Avalon’s dune system is a natural beach ecosystem consisting of a foredune, primary, secondary and tertiary dunes. The dune system produces variable salt exposure to the plants in the dunes because of the different landforms that develop. Dunes are host to many plant and animal species. The most salt tolerant species live along the back beach and the foredune where salt spray is most frequent. As far back as the secondary or tertiary dune, freshwater springs and vernal ponds may be found. This creates opportunities for a wider variety of animals including frogs, toads and salamanders. The varying salt exposure of the dune structure allows for multiple stages of plant development and of diverse ecosystems within a confined area. This development, which often takes hundreds of years, can be seen by walking just a few hundred feet!
The intricate dune systems were originally created from the deposition of sand on the beach. But where does the sand come from? The sand that ends up on our beaches has to start somewhere. It starts as rock fragments eroding from cliffs, stones tumbling through rivers, seashells and remains of sea animals. The sand that ends up on our beaches is the oldest and strongest material that remains from these sources. As the sand gets deposited by the tides and wind, the foredunes develop. Resilient plants such as sea rocket (known as a pioneer plant) and dune grasses colonize the area. As new dunes continue to grow and protect the older dunes, plant succession begins where the first plants begin to alter the soil and deposit organic material making it possible for other plants to survive. A new community of plants replace the older ones by growing taller and blocking direct sunlight. This eventually creates a mature community that reaches an equilibrium when the heartier plants cannot access any more water or nutrients and do not develop to full potential.

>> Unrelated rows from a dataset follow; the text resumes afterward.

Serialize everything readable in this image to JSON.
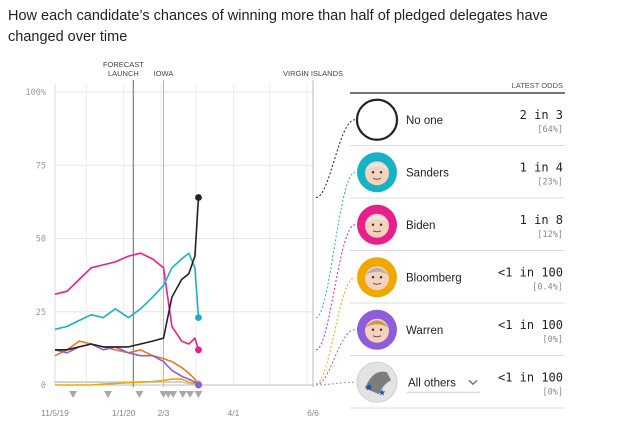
{
  "title": "How each candidate’s chances of winning more than half of pledged delegates have changed over time",
  "panel": {
    "header": "LATEST ODDS",
    "dropdown_label": "All others",
    "dropdown_icon": "chevron-down-icon"
  },
  "colors": {
    "no_one": "#222222",
    "sanders": "#17b3c4",
    "biden": "#e91e8c",
    "bloomberg": "#f0a800",
    "warren": "#8e5ed8",
    "others": "#c8c8c8",
    "buttigieg": "#e8781e"
  },
  "chart_data": {
    "type": "line",
    "title": "How each candidate’s chances of winning more than half of pledged delegates have changed over time",
    "xlabel": "",
    "ylabel": "",
    "ylim": [
      0,
      100
    ],
    "y_ticks": [
      "100%",
      "75",
      "50",
      "25",
      "0"
    ],
    "x_ticks": [
      "11/5/19",
      "1/1/20",
      "2/3",
      "4/1",
      "6/6"
    ],
    "events": [
      {
        "label": "FORECAST LAUNCH",
        "date": "2020-01-09"
      },
      {
        "label": "IOWA",
        "date": "2020-02-03"
      },
      {
        "label": "VIRGIN ISLANDS",
        "date": "2020-06-06"
      }
    ],
    "x": [
      "2019-11-05",
      "2019-11-15",
      "2019-11-25",
      "2019-12-05",
      "2019-12-15",
      "2019-12-25",
      "2020-01-05",
      "2020-01-15",
      "2020-01-25",
      "2020-02-03",
      "2020-02-10",
      "2020-02-18",
      "2020-02-24",
      "2020-02-29",
      "2020-03-03"
    ],
    "series": [
      {
        "name": "No one",
        "odds": "2 in 3",
        "pct": "[64%]",
        "latest": 64,
        "values": [
          12,
          12,
          13,
          14,
          13,
          13,
          13,
          14,
          15,
          16,
          30,
          36,
          38,
          44,
          64
        ]
      },
      {
        "name": "Sanders",
        "odds": "1 in 4",
        "pct": "[23%]",
        "latest": 23,
        "values": [
          19,
          20,
          22,
          24,
          23,
          26,
          23,
          26,
          30,
          34,
          40,
          43,
          45,
          40,
          23
        ]
      },
      {
        "name": "Biden",
        "odds": "1 in 8",
        "pct": "[12%]",
        "latest": 12,
        "values": [
          31,
          32,
          36,
          40,
          41,
          42,
          44,
          45,
          43,
          40,
          20,
          15,
          14,
          16,
          12
        ]
      },
      {
        "name": "Bloomberg",
        "odds": "<1 in 100",
        "pct": "[0.4%]",
        "latest": 0.4,
        "values": [
          0,
          0,
          0,
          0,
          0.3,
          0.5,
          0.8,
          1,
          1.2,
          1.5,
          2,
          2,
          1,
          0.5,
          0.4
        ]
      },
      {
        "name": "Warren",
        "odds": "<1 in 100",
        "pct": "[0%]",
        "latest": 0,
        "values": [
          12,
          11,
          13,
          14,
          12,
          13,
          11,
          10,
          10,
          8,
          5,
          3,
          2,
          1,
          0
        ]
      },
      {
        "name": "All others",
        "odds": "<1 in 100",
        "pct": "[0%]",
        "latest": 0,
        "values": [
          1,
          1,
          1,
          1,
          1,
          1,
          1,
          1,
          1,
          1,
          1,
          1,
          0.5,
          0.3,
          0
        ]
      },
      {
        "name": "",
        "values": [
          10,
          12,
          15,
          14,
          13,
          12,
          11,
          12,
          10,
          9,
          8,
          6,
          4,
          2,
          0
        ]
      }
    ]
  }
}
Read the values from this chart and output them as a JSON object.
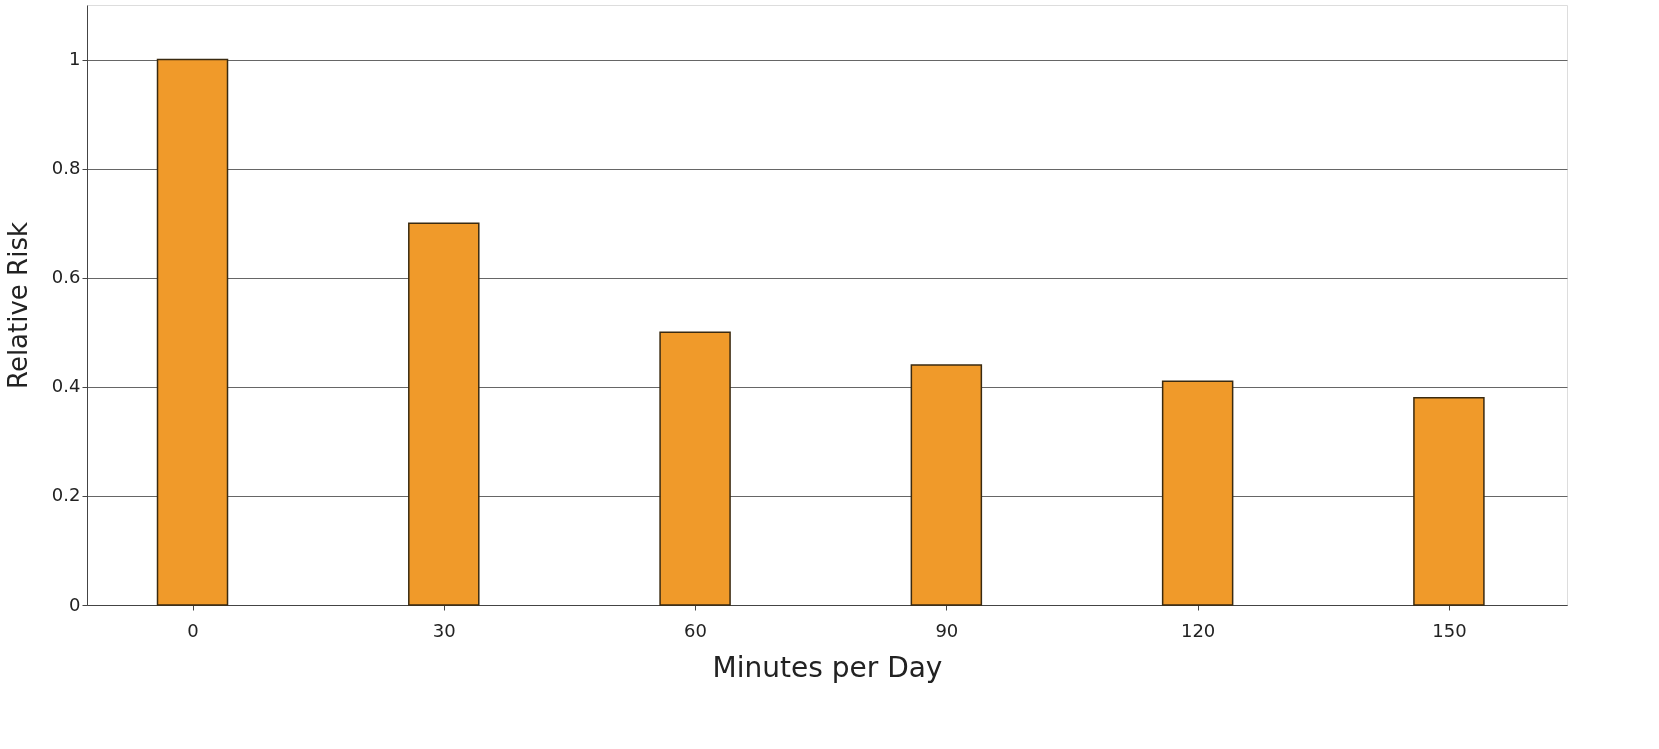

This ecological succession is what creates so many different, unique ecosystems in a small area.
In addition to the unique ecosystems, dunes act as the first line of defense against storms. They protect the island from erosion, especially when they are well covered with plants. Plant life helps stabilize the dunes by holding sand in place with their roots. The stronger the root system, the more stable the dune will be. As dunes persist, they continue to grow through the deposition of additional sand from blowing winds. This allows for the development of primary, secondary and tertiary dunes. Experience Avalon’s unique dune system by taking the trail to the beach. Turn around and see if you can identify where primary, secondary and tertiary dunes are located.